Molecular vibrations of water predict global distributions of photosynthetic organisms in lakes and oceans

Why have cyanobacteria and algae evolved a wide variety of photosynthetic pigments, and how are these pigments distributed geographically? Scientists from the University of Amsterdam and Roscoff (France) give an intriguing answer to these questions in the journal Nature Ecology & Evolution.

With the help of optical models, satellite remote sensing and oceanographic cruises the scientists show that the tiny vibrations of water molecules explain the large-scale geographical distributions of the major photosynthetic pigments across the lakes and oceans of our planet.

Photosynthesis is a key process sustaining nearly all life on Earth, by releasing oxygen into the atmosphere and providing the basis for all food production. Compared to the green leaves on our terrestrial world, photosynthetic organisms of freshwater and marine ecosystems span a much wider range of colors. The lakes and oceans of our planet are teeming with a rich palette of green, red, brown and yellow cyanobacteria and algae. Together they are responsible for almost 50% of the global oxygen production. These species owe their colors to a variety of different photosynthetic pigments. "For example, chlorophyll pigments of green algae and terrestrial plants absorb blue and red but not green light. That's why they look green," says professor Jef Huisman of the Institute for Biodiversity and Ecosystem Dynamics of the University of Amsterdam. "Many red algae and cyanobacteria contain additional pigments that strongly absorb green light, giving these organisms a red or sometimes even pink appearance."

Vibrations of water molecules

How did this diversity of photosynthetic pigments evolve, and what determines their large-scale distributions across the globe? Almost 15 years ago, Maayke Stomp and Jef Huisman of the University of Amsterdam suggested that the answer is hidden in the tiny vibrations of water molecules. The connections between oxygen (O) and hydrogen (H) atoms in H2O molecules display stretching and bending vibrations by absorbing light energy at specific wavelengths. Model calculations by Stomp and colleagues revealed that light absorption by water molecules at these specific wavelengths creates large gaps in the underwater light spectrum. They argued that the wavebands between these gaps define a series of distinct underwater colors, which they called spectral niches. These distinct colors are exploited by the different pigments of photosynthetic organisms. However, their theory was still too simplified to be of practical relevance, for instance to predict the spectral niches of real aquatic ecosystems.

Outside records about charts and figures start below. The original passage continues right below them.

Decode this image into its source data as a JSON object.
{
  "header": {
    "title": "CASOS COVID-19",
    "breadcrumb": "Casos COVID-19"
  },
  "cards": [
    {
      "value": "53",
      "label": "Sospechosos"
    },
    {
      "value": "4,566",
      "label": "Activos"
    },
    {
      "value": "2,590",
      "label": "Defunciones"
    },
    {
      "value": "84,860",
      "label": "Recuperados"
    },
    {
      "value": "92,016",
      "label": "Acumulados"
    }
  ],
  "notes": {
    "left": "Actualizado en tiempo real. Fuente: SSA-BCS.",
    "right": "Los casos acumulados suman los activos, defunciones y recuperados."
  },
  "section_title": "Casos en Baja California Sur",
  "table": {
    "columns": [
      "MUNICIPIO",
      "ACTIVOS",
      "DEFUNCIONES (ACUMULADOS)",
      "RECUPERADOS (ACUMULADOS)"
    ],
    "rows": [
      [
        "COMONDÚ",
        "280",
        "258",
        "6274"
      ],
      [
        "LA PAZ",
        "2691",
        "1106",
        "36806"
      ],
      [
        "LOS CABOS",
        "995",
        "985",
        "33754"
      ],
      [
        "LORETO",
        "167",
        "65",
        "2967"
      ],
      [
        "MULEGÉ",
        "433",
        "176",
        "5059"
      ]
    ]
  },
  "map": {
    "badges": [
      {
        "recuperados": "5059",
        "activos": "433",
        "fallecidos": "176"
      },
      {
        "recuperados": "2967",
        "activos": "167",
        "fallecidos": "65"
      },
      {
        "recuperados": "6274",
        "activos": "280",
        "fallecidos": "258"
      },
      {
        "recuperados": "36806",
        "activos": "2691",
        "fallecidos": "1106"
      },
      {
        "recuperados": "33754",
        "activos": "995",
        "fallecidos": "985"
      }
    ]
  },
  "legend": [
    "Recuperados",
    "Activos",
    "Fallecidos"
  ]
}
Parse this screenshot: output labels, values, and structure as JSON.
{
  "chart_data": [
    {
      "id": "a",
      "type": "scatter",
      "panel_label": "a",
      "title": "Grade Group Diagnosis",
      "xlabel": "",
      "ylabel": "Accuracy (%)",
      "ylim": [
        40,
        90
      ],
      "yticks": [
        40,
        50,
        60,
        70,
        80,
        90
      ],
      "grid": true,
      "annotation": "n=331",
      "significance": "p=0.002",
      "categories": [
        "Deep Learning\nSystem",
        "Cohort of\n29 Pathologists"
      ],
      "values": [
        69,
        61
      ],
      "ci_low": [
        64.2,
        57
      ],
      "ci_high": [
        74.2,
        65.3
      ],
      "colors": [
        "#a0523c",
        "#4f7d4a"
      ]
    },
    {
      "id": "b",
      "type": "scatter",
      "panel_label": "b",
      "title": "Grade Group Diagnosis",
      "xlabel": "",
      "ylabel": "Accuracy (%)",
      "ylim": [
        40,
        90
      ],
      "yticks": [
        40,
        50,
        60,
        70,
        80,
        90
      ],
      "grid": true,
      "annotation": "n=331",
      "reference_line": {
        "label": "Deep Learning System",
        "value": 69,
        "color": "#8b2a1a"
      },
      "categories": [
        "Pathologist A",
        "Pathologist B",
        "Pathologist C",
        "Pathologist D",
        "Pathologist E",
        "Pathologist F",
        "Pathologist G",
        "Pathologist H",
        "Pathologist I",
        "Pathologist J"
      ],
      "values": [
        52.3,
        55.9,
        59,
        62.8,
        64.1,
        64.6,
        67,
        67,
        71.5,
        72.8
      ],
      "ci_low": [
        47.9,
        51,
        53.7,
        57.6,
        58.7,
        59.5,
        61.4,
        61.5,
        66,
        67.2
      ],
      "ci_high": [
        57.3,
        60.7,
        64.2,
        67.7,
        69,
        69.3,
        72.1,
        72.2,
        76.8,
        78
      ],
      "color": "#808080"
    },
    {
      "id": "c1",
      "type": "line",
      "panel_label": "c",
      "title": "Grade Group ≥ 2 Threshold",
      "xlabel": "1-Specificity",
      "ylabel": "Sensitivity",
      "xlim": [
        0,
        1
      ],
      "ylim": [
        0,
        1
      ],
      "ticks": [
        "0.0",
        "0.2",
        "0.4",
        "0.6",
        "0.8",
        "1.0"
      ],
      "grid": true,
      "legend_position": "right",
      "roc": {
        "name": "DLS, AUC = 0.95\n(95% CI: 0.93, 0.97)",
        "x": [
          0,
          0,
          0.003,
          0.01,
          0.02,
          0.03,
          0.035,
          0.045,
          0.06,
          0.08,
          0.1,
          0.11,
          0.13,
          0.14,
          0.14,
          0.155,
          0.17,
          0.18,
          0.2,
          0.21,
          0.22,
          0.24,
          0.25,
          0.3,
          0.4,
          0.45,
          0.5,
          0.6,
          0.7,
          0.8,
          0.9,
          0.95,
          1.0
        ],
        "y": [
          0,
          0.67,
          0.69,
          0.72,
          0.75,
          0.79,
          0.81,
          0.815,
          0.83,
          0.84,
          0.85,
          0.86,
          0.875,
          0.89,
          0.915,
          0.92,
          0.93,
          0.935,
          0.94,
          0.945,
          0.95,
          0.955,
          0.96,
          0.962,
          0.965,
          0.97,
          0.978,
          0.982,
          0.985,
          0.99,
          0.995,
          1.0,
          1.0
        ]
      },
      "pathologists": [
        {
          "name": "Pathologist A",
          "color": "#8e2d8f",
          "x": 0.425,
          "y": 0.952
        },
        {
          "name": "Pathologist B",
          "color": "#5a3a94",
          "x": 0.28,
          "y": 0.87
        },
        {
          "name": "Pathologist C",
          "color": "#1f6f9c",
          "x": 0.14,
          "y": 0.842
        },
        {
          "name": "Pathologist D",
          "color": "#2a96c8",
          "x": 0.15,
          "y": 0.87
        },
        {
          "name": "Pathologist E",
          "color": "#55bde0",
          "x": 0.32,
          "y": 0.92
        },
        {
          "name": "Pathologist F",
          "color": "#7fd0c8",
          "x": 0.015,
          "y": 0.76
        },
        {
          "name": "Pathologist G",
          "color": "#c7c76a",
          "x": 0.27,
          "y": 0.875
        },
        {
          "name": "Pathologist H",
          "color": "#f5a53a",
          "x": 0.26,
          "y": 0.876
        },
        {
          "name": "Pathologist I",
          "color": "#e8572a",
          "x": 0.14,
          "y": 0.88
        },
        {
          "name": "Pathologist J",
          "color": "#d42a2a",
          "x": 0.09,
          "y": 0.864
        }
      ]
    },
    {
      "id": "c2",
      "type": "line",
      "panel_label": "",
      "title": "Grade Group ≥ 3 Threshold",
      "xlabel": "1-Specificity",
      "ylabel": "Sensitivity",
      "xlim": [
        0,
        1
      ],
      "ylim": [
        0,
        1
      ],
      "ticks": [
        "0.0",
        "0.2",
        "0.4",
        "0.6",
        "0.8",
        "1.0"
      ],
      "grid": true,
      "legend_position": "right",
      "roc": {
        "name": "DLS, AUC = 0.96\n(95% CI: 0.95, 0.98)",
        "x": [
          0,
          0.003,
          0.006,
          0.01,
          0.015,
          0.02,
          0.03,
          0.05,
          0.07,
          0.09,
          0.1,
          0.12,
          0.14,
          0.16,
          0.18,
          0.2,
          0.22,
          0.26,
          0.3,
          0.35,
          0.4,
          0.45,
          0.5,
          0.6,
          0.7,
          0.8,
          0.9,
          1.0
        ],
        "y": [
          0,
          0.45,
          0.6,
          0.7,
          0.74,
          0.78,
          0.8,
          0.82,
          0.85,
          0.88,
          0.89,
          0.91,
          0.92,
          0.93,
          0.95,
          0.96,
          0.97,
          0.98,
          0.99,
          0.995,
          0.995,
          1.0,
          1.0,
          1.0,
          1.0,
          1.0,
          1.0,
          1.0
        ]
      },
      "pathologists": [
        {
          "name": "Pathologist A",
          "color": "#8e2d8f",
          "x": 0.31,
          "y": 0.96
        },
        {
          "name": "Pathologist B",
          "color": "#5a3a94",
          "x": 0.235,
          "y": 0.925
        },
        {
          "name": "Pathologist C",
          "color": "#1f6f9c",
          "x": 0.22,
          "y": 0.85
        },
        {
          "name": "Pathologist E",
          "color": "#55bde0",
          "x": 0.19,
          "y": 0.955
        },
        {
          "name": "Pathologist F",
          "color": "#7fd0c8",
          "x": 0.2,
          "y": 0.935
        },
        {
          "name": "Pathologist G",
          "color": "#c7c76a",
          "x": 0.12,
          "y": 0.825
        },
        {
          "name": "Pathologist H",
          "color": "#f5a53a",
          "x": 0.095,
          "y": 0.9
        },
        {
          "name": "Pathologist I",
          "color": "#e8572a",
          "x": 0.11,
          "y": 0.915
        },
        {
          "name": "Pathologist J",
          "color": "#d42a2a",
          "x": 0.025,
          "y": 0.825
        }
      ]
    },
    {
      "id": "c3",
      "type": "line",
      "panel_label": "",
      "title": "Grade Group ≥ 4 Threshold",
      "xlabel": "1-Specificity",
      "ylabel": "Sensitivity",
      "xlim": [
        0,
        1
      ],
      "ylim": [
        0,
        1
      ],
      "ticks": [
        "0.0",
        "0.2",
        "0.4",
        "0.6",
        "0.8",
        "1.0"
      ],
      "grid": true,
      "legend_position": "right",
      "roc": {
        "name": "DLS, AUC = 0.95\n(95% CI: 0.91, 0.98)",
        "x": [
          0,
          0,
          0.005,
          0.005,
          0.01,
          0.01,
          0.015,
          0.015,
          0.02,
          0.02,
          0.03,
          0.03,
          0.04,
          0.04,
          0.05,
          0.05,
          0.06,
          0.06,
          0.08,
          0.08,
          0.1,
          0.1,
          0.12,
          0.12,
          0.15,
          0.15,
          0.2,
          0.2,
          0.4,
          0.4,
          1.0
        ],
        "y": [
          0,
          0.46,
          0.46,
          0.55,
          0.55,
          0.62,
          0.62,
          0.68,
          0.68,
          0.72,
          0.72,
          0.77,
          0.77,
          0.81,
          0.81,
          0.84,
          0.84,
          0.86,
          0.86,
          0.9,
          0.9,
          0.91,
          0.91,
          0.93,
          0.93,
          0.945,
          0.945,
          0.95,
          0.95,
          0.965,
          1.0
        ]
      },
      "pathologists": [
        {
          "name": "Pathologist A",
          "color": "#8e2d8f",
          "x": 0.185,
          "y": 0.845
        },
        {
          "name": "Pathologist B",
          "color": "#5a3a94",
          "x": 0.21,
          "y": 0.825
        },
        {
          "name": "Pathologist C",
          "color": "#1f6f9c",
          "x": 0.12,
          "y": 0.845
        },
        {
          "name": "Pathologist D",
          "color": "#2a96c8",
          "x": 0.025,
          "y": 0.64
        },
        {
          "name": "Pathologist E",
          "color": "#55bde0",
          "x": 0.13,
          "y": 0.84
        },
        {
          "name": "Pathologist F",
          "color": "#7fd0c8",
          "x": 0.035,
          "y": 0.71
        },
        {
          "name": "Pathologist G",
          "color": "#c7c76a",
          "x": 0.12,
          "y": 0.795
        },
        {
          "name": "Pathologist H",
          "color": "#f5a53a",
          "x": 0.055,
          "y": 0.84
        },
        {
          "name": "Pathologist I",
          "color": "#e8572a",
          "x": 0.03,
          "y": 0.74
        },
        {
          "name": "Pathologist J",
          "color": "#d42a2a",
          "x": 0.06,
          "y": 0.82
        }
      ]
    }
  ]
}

New research led by scientists from the University of Amsterdam (UvA) and Vrije Universiteit Amsterdam (VU Amsterdam) now confirms and extends their hypothesis. With a state-of-the-art model of light in the underwater world they show that the vibrational modes of water molecules cause five colors to remain, in the violet, blue, green, orange and red parts of the visible spectrum.

Satellite images give the whole picture

The model was combined with satellite remote sensing of the color of water by the European Space Agency (ESA), to predict the geographical distributions of the spectral niches. Ph.D. candidate Tadzio Holtrop summarizes the results: "We found that the violet and blue niches dominate in clear waters of the subtropical oceans. Green and sometimes orange colors prevail in coastal waters. Whereas orange and red colors are dominant in peat lakes with high concentrations of organic matter."

With the help of colleagues from the Biological Station of Roscoff (CNRS and Sorbonne University), the presence of different photosynthetic pigments was quantified in samples collected during oceanographic cruises and from lakes. Jef Huisman: "This showed that our predictions agreed remarkably well with the observed biogeographical distributions of the photosynthetic pigments. Prochlorococcus, for example, is the most abundant photosynthetic organism on our planet. Its pigments absorb the violet and blue niches and therefore it dominates in the violet-blue waters of the subtropical oceans. Species with pigments capturing the green niche prevail in coastal waters. Furthermore, cyanobacteria absorbing orange and red colors develop large and sometimes toxic blooms in the nutrient-rich waters of lakes."

The subtle vibrations of the water molecules elegantly explain the diversity of photosynthetic pigments that have evolved on our planet and their widespread distribution across lakes and oceans. This knowledge can be used to predict the productivity and species composition of aquatic ecosystems. Furthermore, we gain a better understanding of the impact of pollution and climate change on these underwater ecosystems. Perhaps we can even apply the same principles outside our planet, to predict the colors available for possible photosynthetic organisms on other planets as well.